Trump in February put Harley-Davidson on a pedestal for “building things in America” and creating jobs. Now, the manufacturer is opening a new plant in Thailand and laying off laying off 180 workers in Milwaukee and Kansas City.
The latest Harley-Davidson layoffs and apparent offshoring mark just the latest data point in a trend of Trump championing firms that have gone on to layoff workers, offshore jobs, or both:
- Trump celebrated Boeing, then the company laid off ~200 workers at the same South Carolina plant;
- Carrier has continued to lay off employees in Indiana — 300 more go into effect tomorrow — despite Trump’s “grand bargain” that gave the company millions in taxpayer incentives even as it announced further layoffs and a shift to automation;
- American Coal laid off nearly 300 miners just one month after Trump invited mine owner Robert Murray to the White House for the signing of an executive order overturning the Clean Power Plan and promised coal miners, “C’mon, fellas. You know what this is? You know what this says? You’re going back to work.” Murray had spent more than half a million dollars supporting Trump’s election.

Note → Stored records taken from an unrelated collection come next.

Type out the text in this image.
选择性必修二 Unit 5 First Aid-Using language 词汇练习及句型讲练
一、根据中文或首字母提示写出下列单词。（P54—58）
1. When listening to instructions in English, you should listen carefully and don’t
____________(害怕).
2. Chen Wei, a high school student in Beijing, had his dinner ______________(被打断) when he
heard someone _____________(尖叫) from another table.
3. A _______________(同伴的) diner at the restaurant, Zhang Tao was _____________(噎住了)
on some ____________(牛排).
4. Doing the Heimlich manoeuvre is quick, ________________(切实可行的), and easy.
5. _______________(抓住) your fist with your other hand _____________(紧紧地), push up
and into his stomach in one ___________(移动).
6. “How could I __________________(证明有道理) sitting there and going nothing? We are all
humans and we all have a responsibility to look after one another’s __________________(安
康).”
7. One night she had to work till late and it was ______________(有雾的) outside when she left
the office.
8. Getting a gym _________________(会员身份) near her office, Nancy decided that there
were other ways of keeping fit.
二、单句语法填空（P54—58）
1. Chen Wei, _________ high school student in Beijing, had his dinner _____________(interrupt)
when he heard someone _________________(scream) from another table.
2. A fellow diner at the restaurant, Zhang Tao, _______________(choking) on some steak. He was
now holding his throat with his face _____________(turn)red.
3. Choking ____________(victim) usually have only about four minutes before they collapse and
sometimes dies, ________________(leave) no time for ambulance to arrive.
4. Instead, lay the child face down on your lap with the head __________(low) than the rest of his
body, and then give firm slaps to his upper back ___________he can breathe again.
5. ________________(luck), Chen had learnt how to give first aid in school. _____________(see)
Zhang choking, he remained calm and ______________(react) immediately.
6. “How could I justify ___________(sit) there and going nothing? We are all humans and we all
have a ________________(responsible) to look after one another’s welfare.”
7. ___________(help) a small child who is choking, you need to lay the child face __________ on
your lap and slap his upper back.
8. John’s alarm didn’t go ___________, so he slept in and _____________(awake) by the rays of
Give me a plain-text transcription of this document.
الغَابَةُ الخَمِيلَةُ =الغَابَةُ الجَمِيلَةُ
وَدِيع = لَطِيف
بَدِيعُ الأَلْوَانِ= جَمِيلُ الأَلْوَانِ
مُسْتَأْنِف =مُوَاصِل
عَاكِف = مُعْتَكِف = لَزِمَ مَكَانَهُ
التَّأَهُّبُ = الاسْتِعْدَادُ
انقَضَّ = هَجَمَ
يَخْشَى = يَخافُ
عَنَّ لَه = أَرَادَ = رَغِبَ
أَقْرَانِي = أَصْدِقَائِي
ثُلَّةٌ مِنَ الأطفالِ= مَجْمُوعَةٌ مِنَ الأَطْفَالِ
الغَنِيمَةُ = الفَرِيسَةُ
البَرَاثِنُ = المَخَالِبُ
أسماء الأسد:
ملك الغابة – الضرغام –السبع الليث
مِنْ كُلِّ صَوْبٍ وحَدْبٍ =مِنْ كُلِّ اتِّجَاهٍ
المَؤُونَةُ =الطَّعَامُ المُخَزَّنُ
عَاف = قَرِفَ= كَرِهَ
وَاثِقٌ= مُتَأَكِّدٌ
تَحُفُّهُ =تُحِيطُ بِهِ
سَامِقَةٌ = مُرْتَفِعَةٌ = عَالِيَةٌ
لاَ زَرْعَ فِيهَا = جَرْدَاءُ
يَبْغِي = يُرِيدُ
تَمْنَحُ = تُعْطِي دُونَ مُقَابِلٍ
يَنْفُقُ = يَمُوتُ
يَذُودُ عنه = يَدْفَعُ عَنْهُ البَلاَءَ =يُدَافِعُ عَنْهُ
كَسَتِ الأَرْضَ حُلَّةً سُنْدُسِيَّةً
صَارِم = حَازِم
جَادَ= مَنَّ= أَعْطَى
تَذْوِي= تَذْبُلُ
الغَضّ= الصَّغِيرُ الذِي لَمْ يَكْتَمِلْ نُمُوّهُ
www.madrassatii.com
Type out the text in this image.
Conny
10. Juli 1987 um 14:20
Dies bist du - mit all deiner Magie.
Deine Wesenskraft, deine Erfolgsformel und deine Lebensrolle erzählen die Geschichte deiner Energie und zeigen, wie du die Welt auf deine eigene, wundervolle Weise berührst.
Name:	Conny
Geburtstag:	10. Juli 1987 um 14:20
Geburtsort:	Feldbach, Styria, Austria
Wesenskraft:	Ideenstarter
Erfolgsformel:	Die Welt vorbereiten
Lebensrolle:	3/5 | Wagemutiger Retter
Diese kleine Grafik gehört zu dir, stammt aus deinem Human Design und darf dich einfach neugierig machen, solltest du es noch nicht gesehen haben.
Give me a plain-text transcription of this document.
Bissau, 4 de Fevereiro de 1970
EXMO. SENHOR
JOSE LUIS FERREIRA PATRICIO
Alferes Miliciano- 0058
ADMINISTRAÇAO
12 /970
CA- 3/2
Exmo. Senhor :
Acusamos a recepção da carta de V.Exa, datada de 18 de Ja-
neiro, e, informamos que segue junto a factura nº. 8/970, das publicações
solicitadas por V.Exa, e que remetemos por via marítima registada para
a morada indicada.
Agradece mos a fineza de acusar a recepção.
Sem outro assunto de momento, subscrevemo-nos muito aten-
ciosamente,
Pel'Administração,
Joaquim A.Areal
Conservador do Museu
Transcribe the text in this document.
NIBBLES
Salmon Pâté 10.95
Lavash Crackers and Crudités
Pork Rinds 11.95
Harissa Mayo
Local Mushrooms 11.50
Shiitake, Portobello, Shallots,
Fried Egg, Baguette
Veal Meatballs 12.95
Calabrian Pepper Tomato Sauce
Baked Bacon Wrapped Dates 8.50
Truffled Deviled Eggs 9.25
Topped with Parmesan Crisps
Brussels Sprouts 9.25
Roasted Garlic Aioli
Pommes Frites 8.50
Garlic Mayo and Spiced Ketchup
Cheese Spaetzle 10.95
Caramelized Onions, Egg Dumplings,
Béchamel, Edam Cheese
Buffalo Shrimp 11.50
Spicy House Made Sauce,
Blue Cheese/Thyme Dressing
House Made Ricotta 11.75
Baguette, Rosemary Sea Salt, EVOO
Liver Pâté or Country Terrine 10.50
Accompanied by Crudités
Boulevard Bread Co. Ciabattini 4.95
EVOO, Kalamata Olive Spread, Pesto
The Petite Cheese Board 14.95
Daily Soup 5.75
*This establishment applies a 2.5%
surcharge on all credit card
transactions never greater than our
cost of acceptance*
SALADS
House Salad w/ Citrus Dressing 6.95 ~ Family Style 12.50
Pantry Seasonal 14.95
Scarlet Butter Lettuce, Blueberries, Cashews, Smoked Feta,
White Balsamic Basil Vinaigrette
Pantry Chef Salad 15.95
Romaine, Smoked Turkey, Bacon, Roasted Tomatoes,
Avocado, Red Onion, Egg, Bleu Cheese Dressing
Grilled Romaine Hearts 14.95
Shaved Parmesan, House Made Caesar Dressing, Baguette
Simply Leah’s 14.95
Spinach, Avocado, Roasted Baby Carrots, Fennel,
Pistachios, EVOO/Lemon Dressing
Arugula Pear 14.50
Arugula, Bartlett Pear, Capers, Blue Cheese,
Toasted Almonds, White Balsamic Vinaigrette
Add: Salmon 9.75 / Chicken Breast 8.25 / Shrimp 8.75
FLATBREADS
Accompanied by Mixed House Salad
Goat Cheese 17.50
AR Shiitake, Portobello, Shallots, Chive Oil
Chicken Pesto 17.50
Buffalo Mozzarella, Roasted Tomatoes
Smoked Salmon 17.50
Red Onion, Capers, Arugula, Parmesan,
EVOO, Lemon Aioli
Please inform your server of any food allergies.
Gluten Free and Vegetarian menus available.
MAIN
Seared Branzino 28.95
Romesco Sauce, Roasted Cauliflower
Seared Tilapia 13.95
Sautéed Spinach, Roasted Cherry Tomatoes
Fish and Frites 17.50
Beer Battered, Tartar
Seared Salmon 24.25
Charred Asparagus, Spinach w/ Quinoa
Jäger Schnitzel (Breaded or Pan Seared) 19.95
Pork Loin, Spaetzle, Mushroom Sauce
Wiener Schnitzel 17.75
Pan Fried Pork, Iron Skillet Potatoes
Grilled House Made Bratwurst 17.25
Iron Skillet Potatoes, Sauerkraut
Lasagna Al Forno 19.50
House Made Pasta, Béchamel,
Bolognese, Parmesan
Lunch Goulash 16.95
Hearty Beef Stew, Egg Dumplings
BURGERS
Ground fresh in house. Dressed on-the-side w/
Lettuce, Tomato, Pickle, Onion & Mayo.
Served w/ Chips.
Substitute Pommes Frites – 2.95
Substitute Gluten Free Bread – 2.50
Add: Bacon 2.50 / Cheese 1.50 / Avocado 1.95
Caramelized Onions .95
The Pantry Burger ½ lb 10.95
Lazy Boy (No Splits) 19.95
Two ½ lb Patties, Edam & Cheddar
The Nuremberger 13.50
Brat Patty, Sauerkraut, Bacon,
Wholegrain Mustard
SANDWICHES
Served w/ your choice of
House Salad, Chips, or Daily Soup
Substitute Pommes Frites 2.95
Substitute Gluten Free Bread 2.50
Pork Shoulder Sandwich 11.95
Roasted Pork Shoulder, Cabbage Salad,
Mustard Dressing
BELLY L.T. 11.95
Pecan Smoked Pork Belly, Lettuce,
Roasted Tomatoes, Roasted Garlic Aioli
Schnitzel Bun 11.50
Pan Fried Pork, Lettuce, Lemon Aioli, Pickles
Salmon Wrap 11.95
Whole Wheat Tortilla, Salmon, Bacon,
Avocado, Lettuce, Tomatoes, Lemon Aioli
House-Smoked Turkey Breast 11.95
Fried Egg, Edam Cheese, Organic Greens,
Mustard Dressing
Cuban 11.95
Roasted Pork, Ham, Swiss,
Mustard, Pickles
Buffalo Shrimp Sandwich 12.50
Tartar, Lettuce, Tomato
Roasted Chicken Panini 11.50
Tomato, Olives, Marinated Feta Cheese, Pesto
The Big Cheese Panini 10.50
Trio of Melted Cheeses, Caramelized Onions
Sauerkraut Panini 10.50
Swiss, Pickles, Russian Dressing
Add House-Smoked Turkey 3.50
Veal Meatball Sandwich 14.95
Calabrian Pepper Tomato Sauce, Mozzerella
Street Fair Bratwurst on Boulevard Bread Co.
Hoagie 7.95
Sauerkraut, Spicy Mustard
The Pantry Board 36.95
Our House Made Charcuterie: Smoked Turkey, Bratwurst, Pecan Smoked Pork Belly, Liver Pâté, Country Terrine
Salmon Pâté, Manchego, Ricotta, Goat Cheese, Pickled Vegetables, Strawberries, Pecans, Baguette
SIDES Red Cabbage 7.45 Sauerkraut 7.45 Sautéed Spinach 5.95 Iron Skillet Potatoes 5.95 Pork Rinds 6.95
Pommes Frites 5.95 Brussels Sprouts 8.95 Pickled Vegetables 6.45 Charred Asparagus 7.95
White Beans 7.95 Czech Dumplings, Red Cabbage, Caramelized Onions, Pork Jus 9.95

- And in New Jersey, Novartis laid off 204 workers — specifically noting that the jobs would be outsourced to India — even after Trump met with the company’s CEO.
“There have been 141,000-plus announced layoffs during Trump’s first 180 days in office. But rather than focus on introducing a major jobs plan, Trump is instead hellbent on slashing his family’s taxes while taking away millions of working people’s healthcare,” said American Bridge spokesman Brad Bainum. “Happy Made in America Week from the ‘greatest jobs president that God ever created’!”
The layoffs come as the White House celebrates “Made in America” week.
By Igor Bobic, 7/19/17
Harley-Davidson is planning on cutting 180 manufacturing jobs at its plants in Milwaukee and Kansas City, Missouri, according to The Milwaukee Business Journal.
The layoffs come at an awkward time for President Donald Trump, whose administration is highlighting products manufactured in the United States during what it has dubbed “Made in America” week at the White House.
Trump hosted Harley-Davidson executives and the union officials representing its workers in February at the White House. The president hailed the company as a model of American manufacturing, an industry he promised to restore. He further praised Harley-Davidson executives “for building things in America” and predicted the company would expand its operations during his administration.
“There’s a lot of spirit right now in the country that you weren’t having so much in the last number of months that you have right now,” Trump said at the meeting.
The Milwaukee-based company said in late May it planned to build a plant in Thailand to supply its Southeast Asia market, however, a move that U.S. labor unions called “a slap in the face to the American worker.”
Harley-Davidson is not the first company hailed by Trump to announce it is cutting jobs. Last month, aerospace giant Boeing said it was laying off workers at the very plant where Trump gave a speech promising to protect U.S. jobs. The president’s assurances about saving jobs at Carrier and Ford similarly fell flat after the companies announced rounds of layoffs.